In issuing this no-action position, the Division considered the following facts, among others:
at the time of initial issuance and each remarketing, the Funds and the Liquidity Provider will make all offers and sales of LEARS and any related security pursuant to an effective registration statement or in reliance on an available exemption from such requirements under the Securities Act of 1933 ("Securities Act");1
the terms and conditions of the Liquidity Facility are fixed and will apply to each remarketing;
the Liquidity Facility is open to all LEARS holders;
the Liquidity Provider will purchase all LEARS at a price equal to the liquidation preference plus accumulated but unpaid dividends;
an offering memorandum, as described in your letter, will be delivered on every remarketing date;
the offering memorandum will describe the operation of the Liquidity Facility and explain in detail the results of a Non-Clearing Remarketing;
in the event of Non-Clearing Remarketing, the Paying Agent, will issue a notice to LEARS holders;
the Liquidity Provider is required to sell all LEARS that it holds, as a result of being required to purchase LEARS to prevent a Non-Clearing Remarketing, at the next remarketing with no right to hold the LEARS at a particular dividend rate;
LEARS holders other than the Liquidity Provider will have the ability to revoke their notice to participate in a remarketing until one business day prior to the remarketing date;
the Liquidity Provider must sell at the rate set by the remarketing agent pursuant to the terms of the LEARS;
payment for the LEARS will occur promptly;
neither the Liquidity Provider nor the Fund will take any steps to encourage or discourage holders of the securities from triggering a Non-Clearing Remarketing; and
In the event that the Liquidity Agreement will not be renewed, will otherwise be terminated or a new Liquidity Agreement with a replacement Liquidity Provider will be entered into, holders of the LEARS will be notified by the Paying Agent at least two remarketings in advance of such event.
The foregoing no-action relief is based solely on your representations and the facts presented in your letter dated October 30, 2008, as supplemented by telephone conversations with the staff of the Commission.

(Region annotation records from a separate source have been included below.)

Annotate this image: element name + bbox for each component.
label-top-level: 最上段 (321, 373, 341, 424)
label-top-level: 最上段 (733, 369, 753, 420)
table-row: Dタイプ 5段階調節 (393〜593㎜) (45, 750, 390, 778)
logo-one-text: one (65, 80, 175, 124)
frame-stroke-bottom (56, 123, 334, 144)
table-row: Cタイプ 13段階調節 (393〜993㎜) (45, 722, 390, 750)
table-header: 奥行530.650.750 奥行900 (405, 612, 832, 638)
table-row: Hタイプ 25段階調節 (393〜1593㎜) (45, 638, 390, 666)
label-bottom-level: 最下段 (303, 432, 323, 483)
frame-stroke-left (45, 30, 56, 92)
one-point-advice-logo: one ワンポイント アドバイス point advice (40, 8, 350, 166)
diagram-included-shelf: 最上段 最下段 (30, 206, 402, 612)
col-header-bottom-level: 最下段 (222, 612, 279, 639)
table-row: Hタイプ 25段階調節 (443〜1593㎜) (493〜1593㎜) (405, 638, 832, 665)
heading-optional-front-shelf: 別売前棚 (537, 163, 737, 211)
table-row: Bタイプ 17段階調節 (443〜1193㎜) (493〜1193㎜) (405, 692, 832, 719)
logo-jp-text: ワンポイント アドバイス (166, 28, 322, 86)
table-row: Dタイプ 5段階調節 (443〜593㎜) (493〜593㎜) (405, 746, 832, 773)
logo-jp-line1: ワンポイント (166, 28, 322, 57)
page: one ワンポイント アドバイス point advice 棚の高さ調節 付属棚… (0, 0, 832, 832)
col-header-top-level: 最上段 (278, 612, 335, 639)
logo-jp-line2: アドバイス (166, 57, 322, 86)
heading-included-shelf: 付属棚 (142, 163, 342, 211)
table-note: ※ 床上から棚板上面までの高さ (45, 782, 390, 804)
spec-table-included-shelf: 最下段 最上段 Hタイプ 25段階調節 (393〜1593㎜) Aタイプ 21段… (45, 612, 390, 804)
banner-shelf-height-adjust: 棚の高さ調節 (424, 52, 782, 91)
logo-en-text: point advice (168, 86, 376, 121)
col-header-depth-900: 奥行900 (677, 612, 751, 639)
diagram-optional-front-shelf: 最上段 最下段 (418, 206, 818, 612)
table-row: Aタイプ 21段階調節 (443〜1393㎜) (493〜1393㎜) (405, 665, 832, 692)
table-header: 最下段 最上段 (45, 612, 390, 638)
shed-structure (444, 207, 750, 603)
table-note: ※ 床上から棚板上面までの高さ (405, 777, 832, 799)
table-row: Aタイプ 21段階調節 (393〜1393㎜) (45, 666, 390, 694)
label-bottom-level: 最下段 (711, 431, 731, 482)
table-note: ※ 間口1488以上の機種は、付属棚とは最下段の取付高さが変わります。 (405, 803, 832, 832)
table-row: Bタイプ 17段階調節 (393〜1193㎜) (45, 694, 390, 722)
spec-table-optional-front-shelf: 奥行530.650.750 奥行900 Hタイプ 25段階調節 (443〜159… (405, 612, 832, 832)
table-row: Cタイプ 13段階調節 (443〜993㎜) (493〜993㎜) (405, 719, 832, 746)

The relief granted is strictly limited to the application of these rules to the offers as described in your letter. You should discontinue the offers pending further consultation with the staff of the Commission if any of the facts or representations set forth in your letter change.
Your attention is directed to the anti-fraud and anti-manipulation provisions of the Exchange Act, particularly Sections 10(b) and 14(e), and Rule 10b-5 thereunder. Responsibility for compliance with these and any other applicable provisions of the federal securities laws must rest with BlackRock, the Liquidity Provider and the remarketing agent. The Division expresses no view with respect to any other questions that the Liquidity Facility may raise, including, but not limited to, the adequacy of disclosure concerning, and the applicability of other federal or state laws to, the purchase of the LEARS and conduct of your remarketing as described in your letter.
This position is based on the facts described and the representations made in your letter. Any different facts or circumstances may require a different conclusion. This response expresses the Division's position on enforcement action only and does not express any legal conclusion on the question presented.